A number of prisoners have written books about their experiences and understanding of prisons and the criminal justice system of India. For example, Ferreira’s book describes different aspects of prison life, the system of prison administration and more importantly the behaviour and motivations of prison staff behind their treatment towards prisoners, and the emotions and struggles of prisoners to cope with prison life. Ferreira also shares how these prisoners’ physical and mental health was affected by such lonely and suffocating cells. The book in very short and simple words adequately touches upon different issues—conditions of basic amenities in prison like bedding, clothes, food, medical facilities, facilities of meetings with family and lawyers, facilities of education and entertainment, etc. While Shaikh’s book describes how he was abducted and not arrested, subsequent illegal detention and third-degree torture that he had to endure, including forced narco-analysis, in the name of interrogation.

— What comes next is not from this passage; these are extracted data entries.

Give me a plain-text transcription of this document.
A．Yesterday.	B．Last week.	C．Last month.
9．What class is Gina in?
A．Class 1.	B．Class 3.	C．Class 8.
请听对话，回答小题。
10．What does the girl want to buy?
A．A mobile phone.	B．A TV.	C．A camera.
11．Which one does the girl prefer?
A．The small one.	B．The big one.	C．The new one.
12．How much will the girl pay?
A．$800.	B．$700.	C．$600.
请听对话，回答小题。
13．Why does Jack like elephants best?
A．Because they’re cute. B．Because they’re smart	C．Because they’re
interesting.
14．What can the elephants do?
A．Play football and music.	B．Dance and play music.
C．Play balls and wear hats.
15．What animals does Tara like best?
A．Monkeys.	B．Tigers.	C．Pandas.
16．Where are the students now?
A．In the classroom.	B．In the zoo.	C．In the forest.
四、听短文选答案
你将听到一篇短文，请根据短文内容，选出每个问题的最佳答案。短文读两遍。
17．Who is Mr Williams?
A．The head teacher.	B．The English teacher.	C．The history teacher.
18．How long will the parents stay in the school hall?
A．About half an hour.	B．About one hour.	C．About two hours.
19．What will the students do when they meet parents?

Prisoners write to communicate with their family, friends and lawyers. Prisoners write to complain about their conditions, or to request for facilities in prison. Prisoners write to share their experiences and thoughts in prison. Prisoners write to cope with the barren life inside prisons. Prisoners write to express themselves in a place where there is nobody to listen to them or to talk to them. Why should they be not allowed to write?  While the Supreme court has made it clear in several rulings that prisoners have as much right to express themselves as any other free citizen, but prison administrations hardly taken note of such rulings.